Archdiocese approves dorms for 2013-2014

Archdiocese approves dorms for 2013-2014

The second floor of the dorms will have 15 bedrooms, a resident assistant room, a common room, and a bathroom with shower room. The dorms will also feature a laundry room, storage, and a deck.

Brianna Glase, Online Chief

The Archdiocese has given JC its stamp of approval to move forward with its plans for the international student dorms in St. Joseph Hall, which can house up to 15 male international students starting in the 2013-2014 school year. Now that the dorm handbook, which according to Principal Madelyn Ball contains about 40 pages of protocol, has been established, the next steps are to find dorm supervisors, renovate the facilities of the building, and find students to inhabit the dorms next year.

In December 2012, Ball, President Richard O’Hara, and Director of Facilities Stewart Walker met with “top Diocesan officials” to re-propose their plan of having on-campus dorms for international students, according to O’Hara. After coming up with a more concrete handbook and a better handle on how the dorms would function, JC received the green light from the Archdiocese to continue with the project.

Now that the dorms have been approved, one of the first steps is to find the people that will be responsible for supervising the dorms around the clock. Ball hopes to find a young couple to act as dorm parents for the expected 14 young men.

According to Ball, the dorms are set up so that a couple could live there with no expenses for food or utilities in exchange for having the job of supervising the international students. “They’re totally responsible for the care and well-being of the kids … they’re like these kids’ parents,” she said.

Though St.
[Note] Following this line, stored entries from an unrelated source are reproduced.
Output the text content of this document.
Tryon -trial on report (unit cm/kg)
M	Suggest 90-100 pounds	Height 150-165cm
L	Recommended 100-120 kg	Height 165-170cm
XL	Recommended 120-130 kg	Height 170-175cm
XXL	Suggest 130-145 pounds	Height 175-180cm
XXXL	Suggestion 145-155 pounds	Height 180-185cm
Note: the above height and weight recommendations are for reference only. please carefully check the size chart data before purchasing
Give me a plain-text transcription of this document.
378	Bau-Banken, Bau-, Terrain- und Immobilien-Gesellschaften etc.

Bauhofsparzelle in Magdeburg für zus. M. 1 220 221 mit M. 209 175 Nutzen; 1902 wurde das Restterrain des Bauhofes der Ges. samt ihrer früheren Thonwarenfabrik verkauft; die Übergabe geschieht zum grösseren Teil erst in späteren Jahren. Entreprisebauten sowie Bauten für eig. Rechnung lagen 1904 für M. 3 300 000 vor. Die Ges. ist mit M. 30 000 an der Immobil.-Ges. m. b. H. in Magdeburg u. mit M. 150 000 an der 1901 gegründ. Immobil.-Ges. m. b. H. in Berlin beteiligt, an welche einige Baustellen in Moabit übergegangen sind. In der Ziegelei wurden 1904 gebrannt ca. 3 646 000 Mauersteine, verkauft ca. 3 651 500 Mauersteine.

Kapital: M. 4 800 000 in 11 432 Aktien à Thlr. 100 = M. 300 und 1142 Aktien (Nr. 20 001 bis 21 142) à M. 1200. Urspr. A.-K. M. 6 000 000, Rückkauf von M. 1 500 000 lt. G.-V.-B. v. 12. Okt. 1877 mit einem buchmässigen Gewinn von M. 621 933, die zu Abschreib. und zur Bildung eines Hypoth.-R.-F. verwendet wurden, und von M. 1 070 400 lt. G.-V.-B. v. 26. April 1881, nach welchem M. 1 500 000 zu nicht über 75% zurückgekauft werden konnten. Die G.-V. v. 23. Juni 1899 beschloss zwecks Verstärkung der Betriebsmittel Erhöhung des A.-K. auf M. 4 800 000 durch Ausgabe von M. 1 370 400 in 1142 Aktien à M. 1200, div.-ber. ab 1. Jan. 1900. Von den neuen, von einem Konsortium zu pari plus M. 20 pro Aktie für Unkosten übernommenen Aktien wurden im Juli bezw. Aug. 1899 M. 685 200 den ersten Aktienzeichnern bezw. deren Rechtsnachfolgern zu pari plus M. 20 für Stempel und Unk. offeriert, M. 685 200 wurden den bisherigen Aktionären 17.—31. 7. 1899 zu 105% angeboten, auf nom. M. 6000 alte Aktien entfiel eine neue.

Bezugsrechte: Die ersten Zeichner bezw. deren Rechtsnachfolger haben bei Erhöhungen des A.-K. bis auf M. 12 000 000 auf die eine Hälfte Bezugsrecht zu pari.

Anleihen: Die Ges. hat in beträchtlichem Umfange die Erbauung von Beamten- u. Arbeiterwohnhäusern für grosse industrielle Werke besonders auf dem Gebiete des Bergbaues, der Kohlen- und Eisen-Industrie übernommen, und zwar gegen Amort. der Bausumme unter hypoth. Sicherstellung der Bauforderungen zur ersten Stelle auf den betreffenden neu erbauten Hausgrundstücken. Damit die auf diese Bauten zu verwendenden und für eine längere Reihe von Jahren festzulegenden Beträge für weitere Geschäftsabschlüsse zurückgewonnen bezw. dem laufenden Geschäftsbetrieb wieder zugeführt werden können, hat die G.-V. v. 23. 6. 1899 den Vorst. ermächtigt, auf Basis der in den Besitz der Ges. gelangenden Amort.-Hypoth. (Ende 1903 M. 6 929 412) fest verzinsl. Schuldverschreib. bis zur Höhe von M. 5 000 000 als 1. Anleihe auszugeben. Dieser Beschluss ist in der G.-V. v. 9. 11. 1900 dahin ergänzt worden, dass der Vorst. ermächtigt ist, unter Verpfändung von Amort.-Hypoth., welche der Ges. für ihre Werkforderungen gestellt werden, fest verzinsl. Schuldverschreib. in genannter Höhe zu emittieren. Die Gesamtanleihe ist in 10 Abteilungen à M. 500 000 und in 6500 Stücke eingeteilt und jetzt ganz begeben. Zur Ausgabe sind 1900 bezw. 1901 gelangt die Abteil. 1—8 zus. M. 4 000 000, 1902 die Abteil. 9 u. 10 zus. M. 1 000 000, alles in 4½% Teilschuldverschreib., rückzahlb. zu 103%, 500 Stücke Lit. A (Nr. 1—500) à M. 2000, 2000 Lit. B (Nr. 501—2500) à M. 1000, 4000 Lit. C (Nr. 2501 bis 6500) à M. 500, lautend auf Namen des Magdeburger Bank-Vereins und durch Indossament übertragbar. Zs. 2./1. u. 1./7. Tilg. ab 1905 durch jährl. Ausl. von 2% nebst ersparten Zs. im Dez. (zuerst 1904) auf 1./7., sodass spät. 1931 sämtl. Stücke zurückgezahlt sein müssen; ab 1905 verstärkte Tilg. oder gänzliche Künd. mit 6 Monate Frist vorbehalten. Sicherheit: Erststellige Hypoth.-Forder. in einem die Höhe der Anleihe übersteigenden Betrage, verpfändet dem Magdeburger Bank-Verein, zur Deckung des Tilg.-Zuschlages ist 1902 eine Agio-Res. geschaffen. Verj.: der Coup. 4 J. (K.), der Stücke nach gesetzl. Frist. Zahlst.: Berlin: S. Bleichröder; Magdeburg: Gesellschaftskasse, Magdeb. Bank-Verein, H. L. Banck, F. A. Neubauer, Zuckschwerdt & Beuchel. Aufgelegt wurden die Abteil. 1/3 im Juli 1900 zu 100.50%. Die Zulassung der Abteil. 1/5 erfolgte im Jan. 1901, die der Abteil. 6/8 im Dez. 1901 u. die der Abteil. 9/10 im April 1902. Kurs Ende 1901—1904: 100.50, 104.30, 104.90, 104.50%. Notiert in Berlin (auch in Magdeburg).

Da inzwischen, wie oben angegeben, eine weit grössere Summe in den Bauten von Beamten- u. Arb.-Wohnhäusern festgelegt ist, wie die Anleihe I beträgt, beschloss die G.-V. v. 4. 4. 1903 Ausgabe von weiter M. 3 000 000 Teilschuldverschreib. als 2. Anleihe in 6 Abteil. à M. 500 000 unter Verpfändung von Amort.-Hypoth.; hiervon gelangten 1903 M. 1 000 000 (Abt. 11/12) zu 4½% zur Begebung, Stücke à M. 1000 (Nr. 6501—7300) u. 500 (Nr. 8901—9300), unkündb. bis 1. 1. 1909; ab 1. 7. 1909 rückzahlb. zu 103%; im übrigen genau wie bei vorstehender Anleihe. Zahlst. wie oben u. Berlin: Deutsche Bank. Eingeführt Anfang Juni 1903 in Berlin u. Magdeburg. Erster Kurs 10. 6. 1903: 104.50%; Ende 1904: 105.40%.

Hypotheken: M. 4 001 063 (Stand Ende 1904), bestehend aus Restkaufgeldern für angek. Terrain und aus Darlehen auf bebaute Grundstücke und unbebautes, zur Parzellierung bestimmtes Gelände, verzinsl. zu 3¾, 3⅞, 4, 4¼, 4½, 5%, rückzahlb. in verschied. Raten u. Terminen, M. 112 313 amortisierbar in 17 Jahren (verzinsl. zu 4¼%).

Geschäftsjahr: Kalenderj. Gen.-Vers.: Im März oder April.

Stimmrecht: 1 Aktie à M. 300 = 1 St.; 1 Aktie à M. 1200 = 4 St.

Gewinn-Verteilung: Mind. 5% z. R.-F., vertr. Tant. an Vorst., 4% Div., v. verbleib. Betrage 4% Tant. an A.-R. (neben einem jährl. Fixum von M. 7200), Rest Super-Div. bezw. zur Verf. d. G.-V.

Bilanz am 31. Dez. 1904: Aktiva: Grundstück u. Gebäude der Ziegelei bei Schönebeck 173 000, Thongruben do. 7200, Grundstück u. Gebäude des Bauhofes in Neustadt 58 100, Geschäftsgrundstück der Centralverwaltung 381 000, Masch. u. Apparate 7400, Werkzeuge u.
Joseph Hall’s original purpose was to be a dormitory for the Sisters of St. Joseph, it has been housing the Maryland Conservatory of Music for the past 10 years. Therefore, some renovations are still needed before the facilities can be up to code to lodge students. According to Director of Facilities Stewart Walker, “this is an easy renovation,” and they are more or less “reverting [the dorms] back to their original condition.”

According to Walker, the necessary changes include updating security, modernizing the kitchen, adding a sprinkler system to the second floor in case of a fire, and updating the heating and air conditioning systems.
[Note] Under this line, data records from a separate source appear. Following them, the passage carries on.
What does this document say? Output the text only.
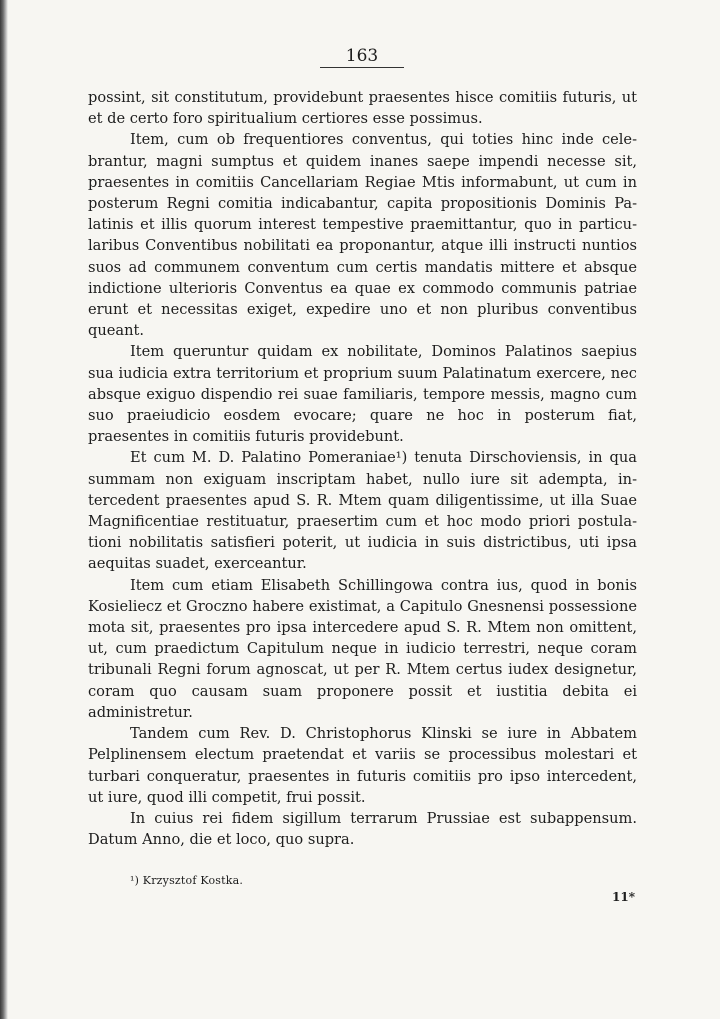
163

possint, sit constitutum, providebunt praesentes hisce comitiis futuris, ut et de certo foro spiritualium certiores esse possimus.

Item, cum ob frequentiores conventus, qui toties hinc inde celebrantur, magni sumptus et quidem inanes saepe impendi necesse sit, praesentes in comitiis Cancellariam Regiae Mtis informabunt, ut cum in posterum Regni comitia indicabantur, capita propositionis Dominis Palatinis et illis quorum interest tempestive praemittantur, quo in particularibus Conventibus nobilitati ea proponantur, atque illi instructi nuntios suos ad communem conventum cum certis mandatis mittere et absque indictione ulterioris Conventus ea quae ex commodo communis patriae erunt et necessitas exiget, expedire uno et non pluribus conventibus queant.

Item queruntur quidam ex nobilitate, Dominos Palatinos saepius sua iudicia extra territorium et proprium suum Palatinatum exercere, nec absque exiguo dispendio rei suae familiaris, tempore messis, magno cum suo praeiudicio eosdem evocare; quare ne hoc in posterum fiat, praesentes in comitiis futuris providebunt.

Et cum M. D. Palatino Pomeraniae¹) tenuta Dirschoviensis, in qua summam non exiguam inscriptam habet, nullo iure sit adempta, intercedent praesentes apud S. R. Mtem quam diligentissime, ut illa Suae Magnificentiae restituatur, praesertim cum et hoc modo priori postulationi nobilitatis satisfieri poterit, ut iudicia in suis districtibus, uti ipsa aequitas suadet, exerceantur.

Item cum etiam Elisabeth Schillingowa contra ius, quod in bonis Kosieliecz et Groczno habere existimat, a Capitulo Gnesnensi possessione mota sit, praesentes pro ipsa intercedere apud S. R. Mtem non omittent, ut, cum praedictum Capitulum neque in iudicio terrestri, neque coram tribunali Regni forum agnoscat, ut per R. Mtem certus iudex designetur, coram quo causam suam proponere possit et iustitia debita ei administretur.

Tandem cum Rev. D. Christophorus Klinski se iure in Abbatem Pelplinensem electum praetendat et variis se processibus molestari et turbari conqueratur, praesentes in futuris comitiis pro ipso intercedent, ut iure, quod illi competit, frui possit.

In cuius rei fidem sigillum terrarum Prussiae est subappensum. Datum Anno, die et loco, quo supra.

¹) Krzysztof Kostka.
11*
Because students will live in the dormitory 24/7, one of the Archdiocese’s stipulations was to make security a top priority. According to Walker, more cameras and locks are going to be added to the building to make it more protected.

In addition, the kitchen needs to be returned to the status of a commercial kitchen, its classification when St. Joseph Hall was built in the ‘60s, according to Walker. In general, this part of the renovation will include “stripping [the kitchen] down to be a much more simplified use of space,” according to Walker.

The plan to begin physically renovating the dorms is already in the works. According to Walker, six general contractors have been invited to bid to get the job of renovating St. Joseph Hall. A contractor will be chosen and hired by April 1 and construction should start April 15. The renovations are projected to be finished at the beginning of August so that students can move in and have “a few weeks to get acclimated before classes start,” said Walker.

O’Hara is very optimistic about the timeline of the project. “I have total confidence that it will be done well and done on time,” he said.

In addition to these large scale renovations, Ball wants to give the dorms a homier feel for the international students. “We have to get more furniture for the rooms, paint them, get new curtains,” she said.

Both Ball and O’Hara have high hopes for what the dorms can add to the international students’ experience of studying abroad in America.

O’Hara believes that the dormitory will be “much more than just a space to live in. It can also contribute to what they learn and their experiences … There are a lot of lessons to be learned from each other, getting along, and interacting with one another.”

Ball hopes this will be able to give the students a more complete American experience. “They’ll be able to participate so much more in the life of the school,” she said.

For O’Hara, the whole purpose of the dorms is for “the fullest possible integration into the community [for the students]. This whole place is their home.”